# Vodka Derived From Dorset Milk



## bry1975 (Feb 6, 2004)

Have any of you southern chaps had the pleasure of tasting Black Cow Vodka dervied from Cow's milk?

Thanks in advance.

Bry


----------



## dowsing (Sep 21, 2006)

Not personally Bry but I hear it's very sMOOth


----------



## Mr Cracker (Nov 25, 2010)

Yes I tried it a few weeks ago, I had it as a shot straight up.....potent stuff.

I am sure if you had it with a mixer it would be nicer.

Dan.


----------



## marmisto (Jan 1, 2009)

Blimey, they sell it in our village shop, I'd better get a moo-ve on.

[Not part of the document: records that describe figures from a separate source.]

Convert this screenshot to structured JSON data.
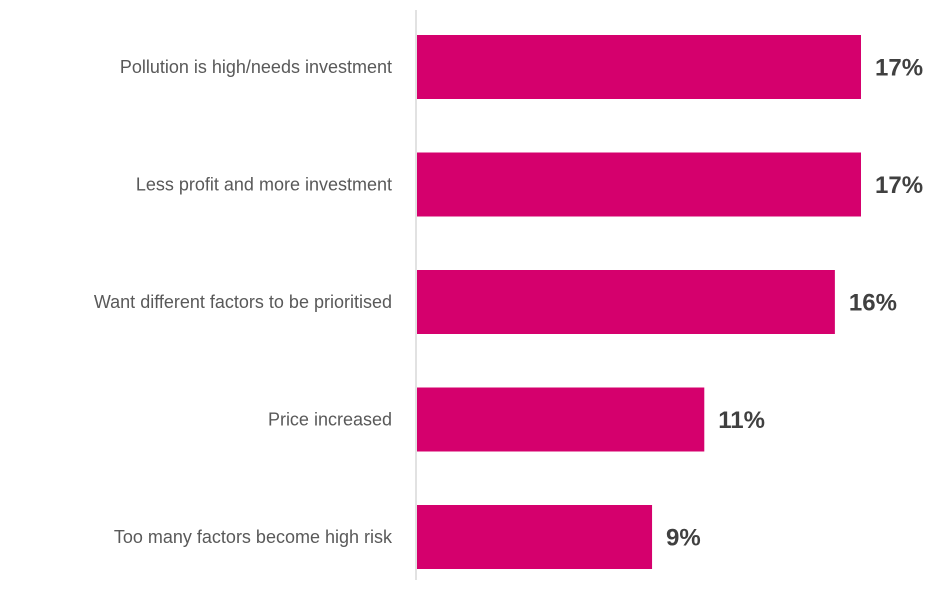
{
  "chart_data": {
    "type": "bar",
    "orientation": "horizontal",
    "title": "",
    "xlabel": "",
    "ylabel": "",
    "categories": [
      "Pollution is high/needs investment",
      "Less profit and more investment",
      "Want different factors to be prioritised",
      "Price increased",
      "Too many factors become high risk"
    ],
    "values": [
      17,
      17,
      16,
      11,
      9
    ],
    "value_labels": [
      "17%",
      "17%",
      "16%",
      "11%",
      "9%"
    ],
    "xlim": [
      0,
      17
    ],
    "grid": false,
    "legend": "none",
    "colors": {
      "bar": "#d5006d",
      "category_text": "#595959",
      "value_text": "#404040",
      "axis": "#d9d9d9"
    }
  }
}
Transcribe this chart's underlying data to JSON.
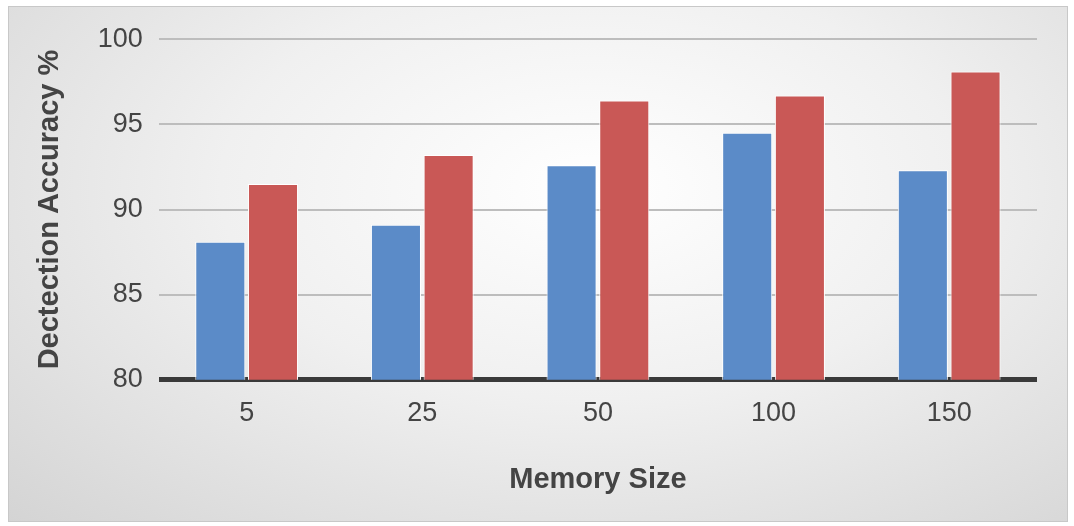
{
  "chart_data": {
    "type": "bar",
    "xlabel": "Memory Size",
    "ylabel": "Dectection Accuracy %",
    "categories": [
      "5",
      "25",
      "50",
      "100",
      "150"
    ],
    "series": [
      {
        "color": "#5b8bc8",
        "values": [
          88.1,
          89.1,
          92.6,
          94.5,
          92.3
        ]
      },
      {
        "color": "#c95856",
        "values": [
          91.5,
          93.2,
          96.4,
          96.7,
          98.1
        ]
      }
    ],
    "ylim": [
      80,
      100
    ],
    "yticks": [
      80,
      85,
      90,
      95,
      100
    ],
    "grid": "y",
    "legend": false
  }
}
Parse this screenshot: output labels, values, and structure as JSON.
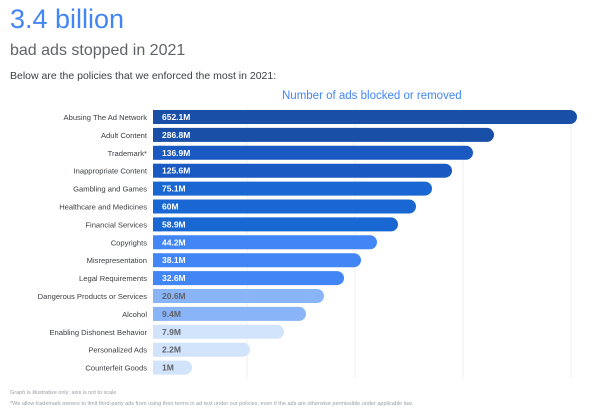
{
  "header": {
    "headline": "3.4 billion",
    "subheadline": "bad ads stopped in 2021",
    "intro": "Below are the policies that we enforced the most in 2021:"
  },
  "chart_data": {
    "type": "bar",
    "orientation": "horizontal",
    "title": "Number of ads blocked or removed",
    "unit": "M",
    "grid": true,
    "axis_to_scale": false,
    "categories": [
      "Abusing The Ad Network",
      "Adult Content",
      "Trademark*",
      "Inappropriate Content",
      "Gambling and Games",
      "Healthcare and Medicines",
      "Financial Services",
      "Copyrights",
      "Misrepresentation",
      "Legal Requirements",
      "Dangerous Products or Services",
      "Alcohol",
      "Enabling Dishonest Behavior",
      "Personalized Ads",
      "Counterfeit Goods"
    ],
    "values": [
      652.1,
      286.8,
      136.9,
      125.6,
      75.1,
      60,
      58.9,
      44.2,
      38.1,
      32.6,
      20.6,
      9.4,
      7.9,
      2.2,
      1
    ],
    "labels": [
      "652.1M",
      "286.8M",
      "136.9M",
      "125.6M",
      "75.1M",
      "60M",
      "58.9M",
      "44.2M",
      "38.1M",
      "32.6M",
      "20.6M",
      "9.4M",
      "7.9M",
      "2.2M",
      "1M"
    ],
    "colors": [
      "#1a4fa8",
      "#1a4fa8",
      "#1a58c2",
      "#1a58c2",
      "#1967d2",
      "#1967d2",
      "#1967d2",
      "#4285f4",
      "#4285f4",
      "#4285f4",
      "#8ab4f8",
      "#8ab4f8",
      "#d2e3fc",
      "#d2e3fc",
      "#d2e3fc"
    ]
  },
  "footer": {
    "note": "Graph is illustrative only; axis is not to scale",
    "footnote": "*We allow trademark owners to limit third-party ads from using their terms in ad text under our policies, even if the ads are otherwise permissible under applicable law."
  }
}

Wonder if it's any good on All-Bran....


----------



## Roger the Dodger (Oct 5, 2009)

Bond definitely won't approve...... :lol: :lol: :lol: :lol:


----------



## bry1975 (Feb 6, 2004)

Gonna have to try it with me porridge..


----------



## BondandBigM (Apr 4, 2007)

Vodka from milk ??? New one on me but there was that bloke that got wine from water so you never know.

:lol: :lol:


----------



## pugster (Nov 22, 2004)

i can do wine from water its easy , add sugar and yeast and job done


----------